Outras propostas são treinar os funcionários da Guarda Universitária sobre como lidar com situações que envolvem os direitos humanos e criar um programa de atendimento às vítimas de estupro dentro do Hospital Universitário, nos moldes do que já acontece no Hospital Peróla Byington, no Centro de São Paulo. Lá, as mulheres passam por exames, recebem tratamentos antiretrovirais e de prevenção à gravidez e ainda têm assistência psicológica.

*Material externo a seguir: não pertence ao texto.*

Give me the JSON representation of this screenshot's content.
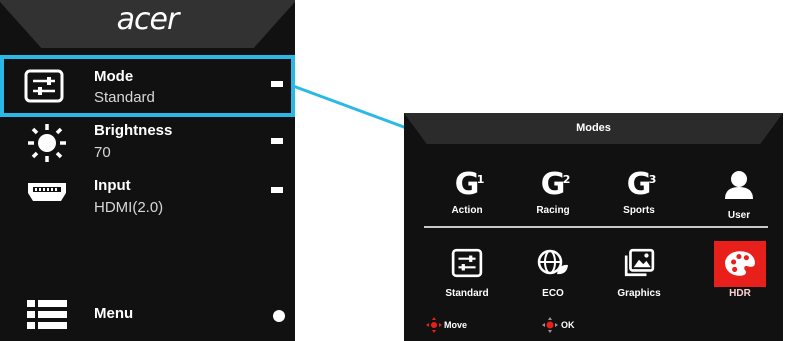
{
  "osd": {
    "logo": "acer",
    "items": [
      {
        "label": "Mode",
        "value": "Standard",
        "icon": "sliders-icon"
      },
      {
        "label": "Brightness",
        "value": "70",
        "icon": "sun-icon"
      },
      {
        "label": "Input",
        "value": "HDMI(2.0)",
        "icon": "hdmi-port-icon"
      }
    ],
    "menu": {
      "label": "Menu",
      "icon": "list-icon"
    }
  },
  "modes": {
    "title": "Modes",
    "row1": [
      {
        "label": "Action",
        "glyph": "G",
        "sup": "1"
      },
      {
        "label": "Racing",
        "glyph": "G",
        "sup": "2"
      },
      {
        "label": "Sports",
        "glyph": "G",
        "sup": "3"
      },
      {
        "label": "User",
        "icon": "user-icon"
      }
    ],
    "row2": [
      {
        "label": "Standard",
        "icon": "sliders-icon"
      },
      {
        "label": "ECO",
        "icon": "eco-globe-icon"
      },
      {
        "label": "Graphics",
        "icon": "pictures-icon"
      },
      {
        "label": "HDR",
        "icon": "palette-icon"
      }
    ],
    "footer": {
      "move": "Move",
      "ok": "OK"
    }
  },
  "colors": {
    "highlight": "#2ab9e6",
    "hdr_active": "#e8201b",
    "panel": "#111111"
  }
}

Heloisa diz que os coletivos feministas são, ainda que informalmente, os espaços que mais têm ajudado as meninas a entenderem que não têm culpa nesse tipo de caso. “O que acontece é que, normalmente, a menina se sente culpada porque pensa: ‘fui eu que bebi demais’. Ela sente vergonha e não conta. Mas agora elas estão percebendo que não é porque beberam demais que os meninos podem abusar delas. E que não precisa espancar para ser estupro.”
Além da conscientização das vítimas, porém, a professora de antropologia diz que ainda é preciso mudar a estrutura oficial de acolhimento e apuração dessas denúncias, principalmente a desigualdade com que elas são tratadas nas diferentes unidades da USP. “Todas as escolas mais tradicionais, que são muito renomadas e de profissões de prestígio, têm clima em que acham que têm que proteger a faculdade. Dizem que não podem denunciar porque é ruim para o nome da escola. Mas o que é ruim para o nome da escola é não denunciar, é não apurar, é não punir.”